I took her to our vet the same week, and during the examination, the doctor found deep scar tissue on her left wing right on the shoulder area, making it unable for her to fully extend her wing. This is where I noticed she was mutilating the most. X-rays showed thick tissue at the shoulder area and possible joint issues, but the doctor advised removing the scar tissue is a must for her to increase movement, and it must be done if there is any possibility of flying again. Once all other blood tests came back negative and her blood levels proved healthy, we scheduled a date for the surgery. The doctor was right: the surgery greatly improved how far Maggie could stretch her wing, but then the wing would just stop after a certain point. That’s when we realized her joints were fused, possibly from birth as she doesn’t appear to have any signs indicative of injury. My dream for Maggie to be able to fly was crushed, along with my hope that if she could fly, maybe she would stop picking at her skin. But, after the recovery, Maggie was coming out of her shell. My husband and I discovered that when we would grab our IPhones she instantly would stop whatever she was doing, walkover like a bad-ass pigeon and hop onto the culprit’s lap while saying “Hi bird…” in a sweet voice. But if we continue on our phone, she lets out a loud, angry shriek with a purpose. How dare we look at this bright boxy gadget rather than pay attention to the Magbird! She is Miss Boss lady — Miss Queen — and Magnum is the name of her alter ego. We know when the alter-ego is gone (at least for a couple of seconds) when she says “Awwww, magbirrrrrrrd” as she cocks her head to look up at us innocently, awaiting a head scratch. But sometimes the alter-ego only acts innocent if she is nearing a time-out, then, not being able to control the temptation to cause drama, Magnum comes back with a vengeance.
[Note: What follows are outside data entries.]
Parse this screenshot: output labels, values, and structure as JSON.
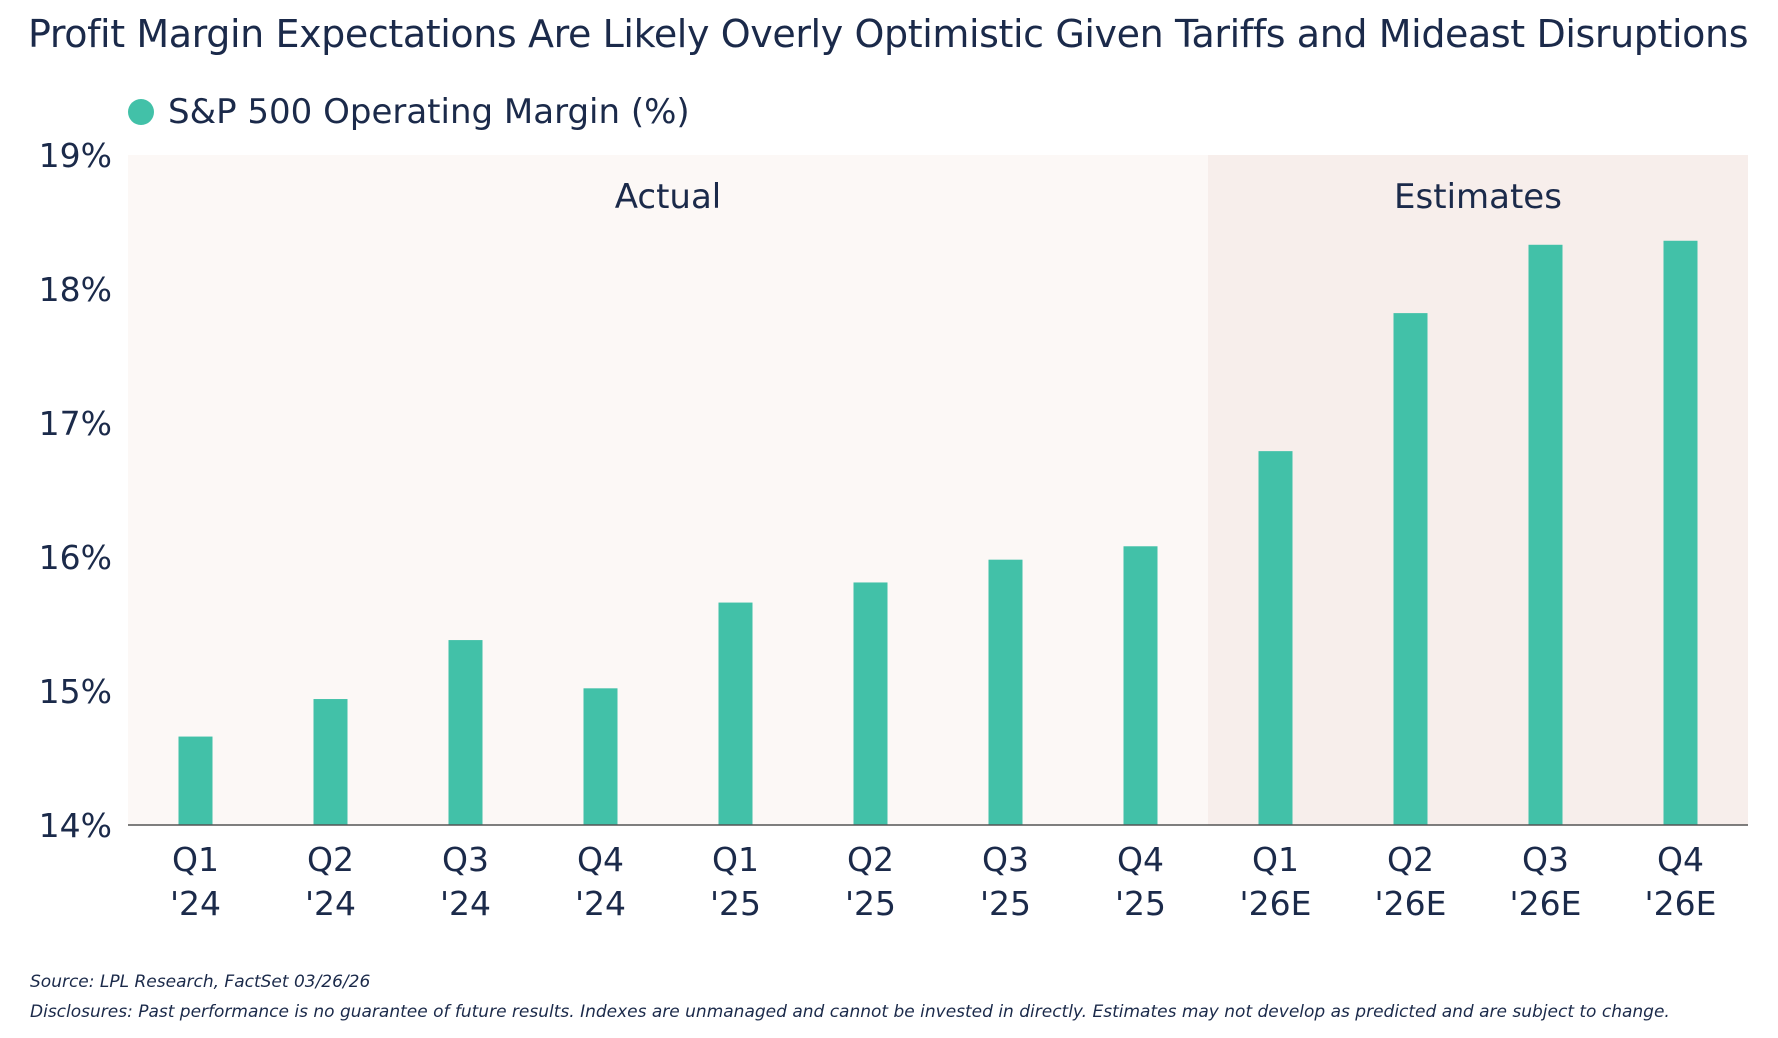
{
  "title": "Profit Margin Expectations Are Likely Overly Optimistic Given Tariffs and Mideast Disruptions",
  "legend": {
    "label": "S&P 500 Operating Margin (%)"
  },
  "source": "Source: LPL Research, FactSet 03/26/26",
  "disclosure": "Disclosures: Past performance is no guarantee of future results. Indexes are unmanaged and cannot be invested in directly. Estimates may not develop as predicted and are subject to change.",
  "colors": {
    "bar": "#42c1a8",
    "actual_bg": "#fcf8f6",
    "estimates_bg": "#f7eeeb",
    "text": "#1b2a4a"
  },
  "chart_data": {
    "type": "bar",
    "categories": [
      [
        "Q1",
        "'24"
      ],
      [
        "Q2",
        "'24"
      ],
      [
        "Q3",
        "'24"
      ],
      [
        "Q4",
        "'24"
      ],
      [
        "Q1",
        "'25"
      ],
      [
        "Q2",
        "'25"
      ],
      [
        "Q3",
        "'25"
      ],
      [
        "Q4",
        "'25"
      ],
      [
        "Q1",
        "'26E"
      ],
      [
        "Q2",
        "'26E"
      ],
      [
        "Q3",
        "'26E"
      ],
      [
        "Q4",
        "'26E"
      ]
    ],
    "series": [
      {
        "name": "S&P 500 Operating Margin (%)",
        "values": [
          14.66,
          14.94,
          15.38,
          15.02,
          15.66,
          15.81,
          15.98,
          16.08,
          16.79,
          17.82,
          18.33,
          18.36
        ]
      }
    ],
    "ylim": [
      14,
      19
    ],
    "yticks": [
      "14%",
      "15%",
      "16%",
      "17%",
      "18%",
      "19%"
    ],
    "regions": [
      {
        "label": "Actual",
        "from": 0,
        "to": 7
      },
      {
        "label": "Estimates",
        "from": 8,
        "to": 11
      }
    ],
    "legend_position": "top-left",
    "grid": false
  }
}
When she knows it is getting close to bed time, she starts making a nervous little hiccup noise. It’s hard to describe, but it is like her version of saying “eek!” During this “hiccup”, she would hunker down for a moment, then come back up — full crest and all— with a resounding “buhBYE!” coupled with a full body wave, one leg lifted and wings extended as far as the fused joints will let her.
She still picks at herself, but nothing like the mutilating she did before. Now she will pick at skin layers on her bald areas, such as her naked neck –no thanks to the hard plastic collars she wore for many years previous – and her finely shaven… Er… plucked legs. Picking scabs is her favorite activity, and if you have them she will find them, along with anything else that doesn’t belong there; moles, bug bites, skin tags and piercings are just a few things on her list. When she isn’t supervised, even for a second (because that is all it takes), she wears fashionable soft collars. She has modeled anything from light pink polka dots, to color-coordinated white, oranges and yellows, to zebra stripes. Whenever she receives a new collar, her eyes sparkle and she struts her stuff as if she was in a fashion show.
I still don’t understand how she had ten homes in ten years; she is the perfect little cockatoo, she is truly special. Her past just goes to show how misunderstood these birds are, and how much we need caring, educated people to help break the cycle for others that are in trouble. We broke the cycle for Maggie — we are here for her forever.